Argos Translate Roadmap

I’m currently mostly working on the training scripts to better automate training and train more and better models. There are also a number of open tickets for various smaller things.

Looking forward, breaking changes in 2.0 are still a ways off but I want to do single character tokenization and seq2seq sentence boundary detection. Depending on how the field progresses few shot translation may also play a larger role in later versions, but is already implemented.

Repost from Github

The idea with seq2seq sentence boundary detection is to run an input like this through the network:

<detect-sentence-boundary> This is the first sentence. This is more text that i

Which gives an output like this:

This is the first sentence. <sentence-boundary>

This is currently used for the Mac app which can’t support Stanza. If there’s enough improvement in ML hardware/software by the time 2.0 makes sense this could not be necessary and instead translate entire paragraphs or more at a time.

1 Like

A long term goal could be trivialization of the process of 1) Generating a new language model (or improving an existing one) and 2) Use the new language model in argos.

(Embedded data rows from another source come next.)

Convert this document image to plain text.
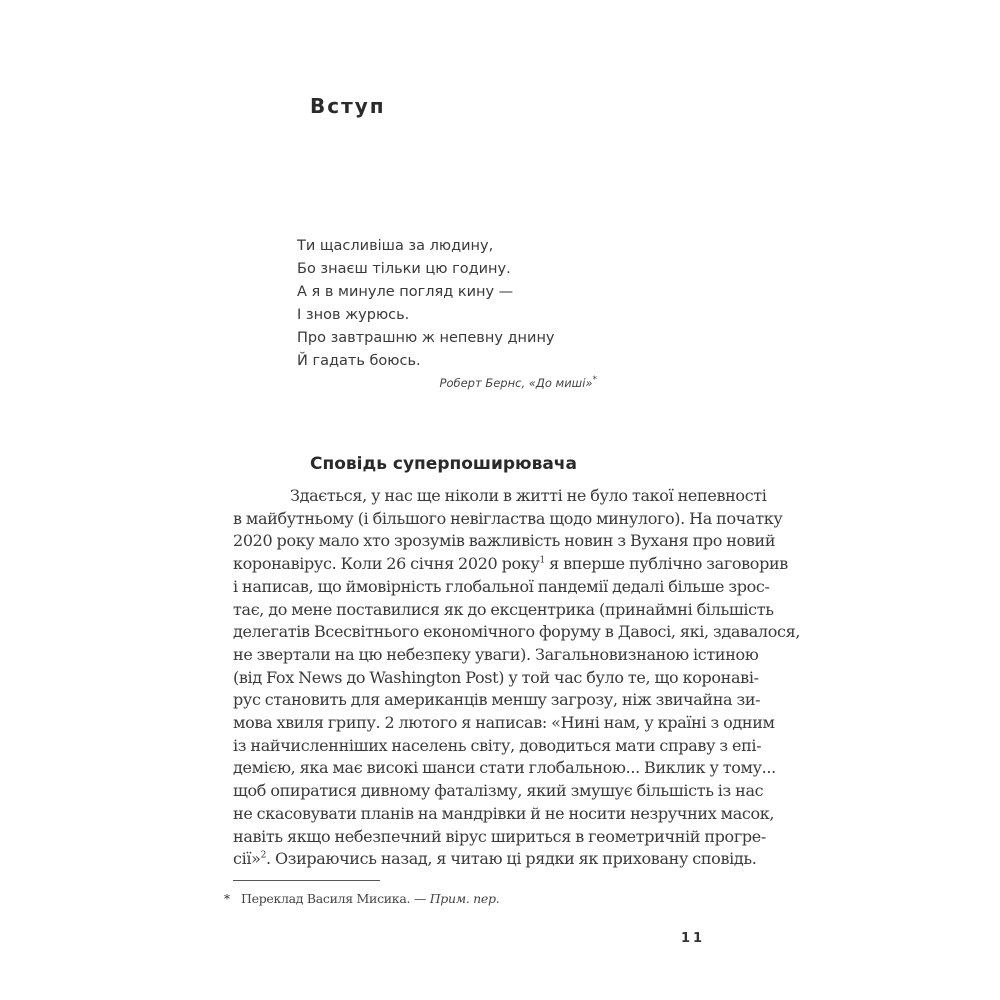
Вступ
Ти щасливіша за людину,
Бо знаєш тільки цю годину.
А я в минуле погляд кину —
І знов журюсь.
Про завтрашню ж непевну днину
Й гадать боюсь.
Роберт Бернс, «До миші»*
Сповідь суперпоширювача
Здається, у нас ще ніколи в житті не було такої непевності
в майбутньому (і більшого невігластва щодо минулого). На початку
2020 року мало хто зрозумів важливість новин з Вуханя про новий
коронавірус. Коли 26 січня 2020 року$^1$ я вперше публічно заговорив
і написав, що ймовірність глобальної пандемії дедалі більше зрос-
тає, до мене поставилися як до ексцентрика (принаймні більшість
делегатів Всесвітнього економічного форуму в Давосі, які, здавалося,
не звертали на цю небезпеку уваги). Загальновизнаною істиною
(від Fox News до Washington Post) у той час було те, що коронаві-
рус становить для американців меншу загрозу, ніж звичайна зи-
мова хвиля грипу. 2 лютого я написав: «Нині нам, у країні з одним
із найчисленніших населень світу, доводиться мати справу з епі-
демією, яка має високі шанси стати глобальною... Виклик у тому...
щоб опиратися дивному фаталізму, який змушує більшість із нас
не скасовувати планів на мандрівки й не носити незручних масок,
навіть якщо небезпечний вірус шириться в геометричній прогре-
сії»$^2$. Озираючись назад, я читаю ці рядки як приховану сповідь.
* Переклад Василя Мисика. — Прим. пер.
11
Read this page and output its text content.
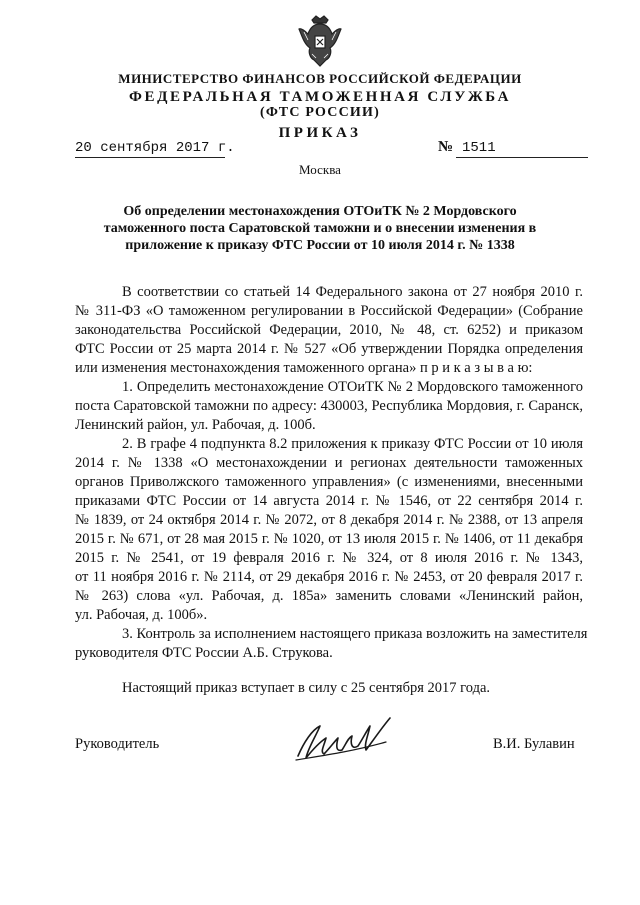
МИНИСТЕРСТВО ФИНАНСОВ РОССИЙСКОЙ ФЕДЕРАЦИИ
ФЕДЕРАЛЬНАЯ ТАМОЖЕННАЯ СЛУЖБА
(ФТС РОССИИ)
ПРИКАЗ
20 сентября 2017 г.	№ 1511
Москва
Об определении местонахождения ОТОиТК № 2 Мордовского
таможенного поста Саратовской таможни и о внесении изменения в
приложение к приказу ФТС России от 10 июля 2014 г. № 1338
В соответствии со статьей 14 Федерального закона от 27 ноября 2010 г.
№ 311-ФЗ «О таможенном регулировании в Российской Федерации» (Собрание
законодательства Российской Федерации, 2010, № 48, ст. 6252) и приказом
ФТС России от 25 марта 2014 г. № 527 «Об утверждении Порядка определения
или изменения местонахождения таможенного органа» п р и к а з ы в а ю:
1. Определить местонахождение ОТОиТК № 2 Мордовского таможенного
поста Саратовской таможни по адресу: 430003, Республика Мордовия, г. Саранск,
Ленинский район, ул. Рабочая, д. 100б.
2. В графе 4 подпункта 8.2 приложения к приказу ФТС России от 10 июля
2014 г. № 1338 «О местонахождении и регионах деятельности таможенных
органов Приволжского таможенного управления» (с изменениями, внесенными
приказами ФТС России от 14 августа 2014 г. № 1546, от 22 сентября 2014 г.
№ 1839, от 24 октября 2014 г. № 2072, от 8 декабря 2014 г. № 2388, от 13 апреля
2015 г. № 671, от 28 мая 2015 г. № 1020, от 13 июля 2015 г. № 1406, от 11 декабря
2015 г. № 2541, от 19 февраля 2016 г. № 324, от 8 июля 2016 г. № 1343,
от 11 ноября 2016 г. № 2114, от 29 декабря 2016 г. № 2453, от 20 февраля 2017 г.
№ 263) слова «ул. Рабочая, д. 185а» заменить словами «Ленинский район,
ул. Рабочая, д. 100б».
3. Контроль за исполнением настоящего приказа возложить на заместителя
руководителя ФТС России А.Б. Струкова.
Настоящий приказ вступает в силу с 25 сентября 2017 года.
Руководитель	В.И. Булавин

I guess just improving the usability / decreasing the learning curve for https://github.com/argosopentech/onmt-models

If training can be done without a GPU (for learning purposes on a very small model) that should also be made available an option. Just a thought, I guess it would be interesting to see if making it easier to generate models leads to overall better translations with models contributed by a wider community.

Easier to use training scripts is definitely a goal, I’ve been working on a Docker version that’s easier to run.

1 Like